When April 8’s solar eclipse arrives, more than 42 million North Americans living under the path of totality, as well as uncounted millions nearby, will be watching the weather forecast for the prospects of a cloud-free sky. However, those skies could pose a challenge: April is a month that struggles to get out from under the clouds as winter reluctantly gives way to spring.
Useful forecasts can’t be made much more than a week ahead, but satellite-based observations of cloud coverage beginning in 1979 provide climate data that point to the best prospects for sunshine.
The path of this eclipse spans climates ranging from dry subtropical deserts to snowy spring forests. For the mobile eclipse seeker, the best advice is to go south, where summer weather is most advanced: Mexico and Texas.

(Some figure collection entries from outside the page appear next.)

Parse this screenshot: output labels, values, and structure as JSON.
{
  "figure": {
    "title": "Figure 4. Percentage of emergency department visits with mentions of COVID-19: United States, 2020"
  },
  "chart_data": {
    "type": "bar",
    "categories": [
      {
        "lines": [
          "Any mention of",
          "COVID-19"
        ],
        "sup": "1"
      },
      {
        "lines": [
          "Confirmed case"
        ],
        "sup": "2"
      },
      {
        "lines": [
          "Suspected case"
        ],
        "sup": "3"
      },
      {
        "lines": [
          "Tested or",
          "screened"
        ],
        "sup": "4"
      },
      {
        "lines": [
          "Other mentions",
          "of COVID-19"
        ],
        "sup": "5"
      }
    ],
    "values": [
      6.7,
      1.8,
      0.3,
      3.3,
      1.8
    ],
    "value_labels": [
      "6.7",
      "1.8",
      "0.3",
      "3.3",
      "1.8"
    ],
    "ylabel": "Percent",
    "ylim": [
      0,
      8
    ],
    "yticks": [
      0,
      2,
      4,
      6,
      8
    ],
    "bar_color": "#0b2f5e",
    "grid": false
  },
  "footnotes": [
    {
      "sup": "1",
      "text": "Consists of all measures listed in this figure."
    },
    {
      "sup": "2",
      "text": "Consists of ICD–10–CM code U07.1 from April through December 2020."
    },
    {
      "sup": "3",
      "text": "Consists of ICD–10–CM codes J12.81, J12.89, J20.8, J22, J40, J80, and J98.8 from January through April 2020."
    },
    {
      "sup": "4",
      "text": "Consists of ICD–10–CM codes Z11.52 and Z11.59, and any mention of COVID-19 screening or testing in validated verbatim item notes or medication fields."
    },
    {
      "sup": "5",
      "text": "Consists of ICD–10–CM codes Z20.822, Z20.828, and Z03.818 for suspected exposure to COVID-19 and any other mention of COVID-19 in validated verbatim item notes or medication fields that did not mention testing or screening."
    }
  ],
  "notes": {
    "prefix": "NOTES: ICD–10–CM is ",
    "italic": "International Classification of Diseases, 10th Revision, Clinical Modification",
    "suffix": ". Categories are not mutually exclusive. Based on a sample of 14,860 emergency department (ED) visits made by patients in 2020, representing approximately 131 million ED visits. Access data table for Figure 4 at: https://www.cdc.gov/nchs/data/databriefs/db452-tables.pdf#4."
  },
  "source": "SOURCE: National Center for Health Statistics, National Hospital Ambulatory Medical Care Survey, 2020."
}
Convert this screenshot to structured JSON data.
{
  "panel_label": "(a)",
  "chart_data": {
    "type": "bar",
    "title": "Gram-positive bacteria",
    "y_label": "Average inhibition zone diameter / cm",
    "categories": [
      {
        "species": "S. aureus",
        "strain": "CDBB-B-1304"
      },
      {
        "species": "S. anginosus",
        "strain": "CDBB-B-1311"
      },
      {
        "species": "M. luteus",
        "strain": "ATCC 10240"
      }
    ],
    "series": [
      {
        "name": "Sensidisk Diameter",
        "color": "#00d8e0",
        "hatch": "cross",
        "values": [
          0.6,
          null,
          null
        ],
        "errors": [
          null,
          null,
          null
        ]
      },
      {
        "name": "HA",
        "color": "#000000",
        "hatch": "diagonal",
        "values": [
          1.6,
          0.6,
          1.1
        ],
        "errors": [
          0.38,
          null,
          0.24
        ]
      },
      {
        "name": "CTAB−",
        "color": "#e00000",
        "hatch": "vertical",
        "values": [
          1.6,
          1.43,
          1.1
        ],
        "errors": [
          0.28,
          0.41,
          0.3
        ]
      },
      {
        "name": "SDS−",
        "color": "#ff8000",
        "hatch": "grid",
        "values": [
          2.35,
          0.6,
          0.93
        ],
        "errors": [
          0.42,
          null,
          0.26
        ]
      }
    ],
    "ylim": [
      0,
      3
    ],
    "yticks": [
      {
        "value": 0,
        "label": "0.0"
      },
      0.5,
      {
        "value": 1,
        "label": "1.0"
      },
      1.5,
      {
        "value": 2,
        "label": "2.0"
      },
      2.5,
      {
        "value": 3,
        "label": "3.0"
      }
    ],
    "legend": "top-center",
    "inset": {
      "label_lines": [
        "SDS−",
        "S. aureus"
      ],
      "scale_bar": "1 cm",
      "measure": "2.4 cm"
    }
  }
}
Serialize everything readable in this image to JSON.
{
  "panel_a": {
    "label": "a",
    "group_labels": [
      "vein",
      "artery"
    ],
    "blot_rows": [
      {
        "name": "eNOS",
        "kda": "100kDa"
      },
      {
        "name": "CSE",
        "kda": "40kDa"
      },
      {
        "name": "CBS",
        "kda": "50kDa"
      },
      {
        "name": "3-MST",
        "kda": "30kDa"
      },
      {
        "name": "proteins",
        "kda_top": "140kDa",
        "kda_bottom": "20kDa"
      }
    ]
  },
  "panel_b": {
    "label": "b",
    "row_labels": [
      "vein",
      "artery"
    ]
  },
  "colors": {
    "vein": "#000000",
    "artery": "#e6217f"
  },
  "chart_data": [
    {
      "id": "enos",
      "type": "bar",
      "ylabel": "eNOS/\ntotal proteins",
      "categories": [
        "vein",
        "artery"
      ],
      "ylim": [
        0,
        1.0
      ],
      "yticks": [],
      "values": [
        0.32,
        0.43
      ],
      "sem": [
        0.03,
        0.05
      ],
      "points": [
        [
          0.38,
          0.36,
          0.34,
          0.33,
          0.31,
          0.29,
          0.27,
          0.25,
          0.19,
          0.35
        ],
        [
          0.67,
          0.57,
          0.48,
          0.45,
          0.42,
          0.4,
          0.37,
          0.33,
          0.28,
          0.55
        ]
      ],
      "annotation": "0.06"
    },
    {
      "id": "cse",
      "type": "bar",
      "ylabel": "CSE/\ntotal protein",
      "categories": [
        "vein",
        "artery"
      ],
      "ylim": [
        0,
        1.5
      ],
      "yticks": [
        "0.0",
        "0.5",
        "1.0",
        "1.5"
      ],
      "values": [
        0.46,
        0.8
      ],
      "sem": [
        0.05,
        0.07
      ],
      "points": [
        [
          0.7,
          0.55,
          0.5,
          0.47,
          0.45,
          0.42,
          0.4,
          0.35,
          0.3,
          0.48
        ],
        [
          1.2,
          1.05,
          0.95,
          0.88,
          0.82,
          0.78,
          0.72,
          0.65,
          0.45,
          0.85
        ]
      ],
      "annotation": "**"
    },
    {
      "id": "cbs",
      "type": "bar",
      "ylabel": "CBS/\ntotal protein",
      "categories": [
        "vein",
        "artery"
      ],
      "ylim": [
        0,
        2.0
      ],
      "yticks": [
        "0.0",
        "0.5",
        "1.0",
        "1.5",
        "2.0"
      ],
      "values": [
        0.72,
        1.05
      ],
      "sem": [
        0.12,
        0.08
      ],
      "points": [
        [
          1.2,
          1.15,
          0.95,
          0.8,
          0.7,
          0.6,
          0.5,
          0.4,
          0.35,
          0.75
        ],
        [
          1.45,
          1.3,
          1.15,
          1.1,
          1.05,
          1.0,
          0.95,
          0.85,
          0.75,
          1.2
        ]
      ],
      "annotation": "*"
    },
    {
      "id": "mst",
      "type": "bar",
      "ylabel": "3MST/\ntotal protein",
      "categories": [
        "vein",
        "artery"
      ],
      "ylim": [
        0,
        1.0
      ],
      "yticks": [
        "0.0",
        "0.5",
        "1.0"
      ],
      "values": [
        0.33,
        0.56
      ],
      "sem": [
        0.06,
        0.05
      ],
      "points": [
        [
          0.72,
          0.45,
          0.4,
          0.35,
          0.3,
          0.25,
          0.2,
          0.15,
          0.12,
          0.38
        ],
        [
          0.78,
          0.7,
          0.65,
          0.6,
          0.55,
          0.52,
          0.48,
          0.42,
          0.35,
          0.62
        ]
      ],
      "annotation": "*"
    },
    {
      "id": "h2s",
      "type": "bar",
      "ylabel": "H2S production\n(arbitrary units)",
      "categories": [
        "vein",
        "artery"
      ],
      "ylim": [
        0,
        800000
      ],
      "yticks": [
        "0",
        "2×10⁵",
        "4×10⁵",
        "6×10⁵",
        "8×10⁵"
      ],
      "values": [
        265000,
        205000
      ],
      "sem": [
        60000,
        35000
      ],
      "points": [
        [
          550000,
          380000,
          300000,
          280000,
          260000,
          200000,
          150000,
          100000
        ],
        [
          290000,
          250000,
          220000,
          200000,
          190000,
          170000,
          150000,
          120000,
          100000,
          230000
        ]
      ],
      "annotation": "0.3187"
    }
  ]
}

In April, the average cloud cover along the eclipse track ranges from roughly 20 percent over the Mexican Plateau around Torreón to more than 85 percent in parts of Quebec and in Newfoundland. (Cloud cover, or cloud amount, is the fraction of the sky covered by clouds.)
In the U.S., cloud amounts along the center line range from 48 to 58 percent from Texas through Arkansas, Oklahoma, and Missouri before climbing into the 70 and 80 percent range as the track crosses the Great Lakes and moves into Canada and the northeastern U.S. Fortunately, it’s not all gloomy news, as there are oases of sunshine in the northern states and Canada that offer modest promises of clear weather on eclipse day.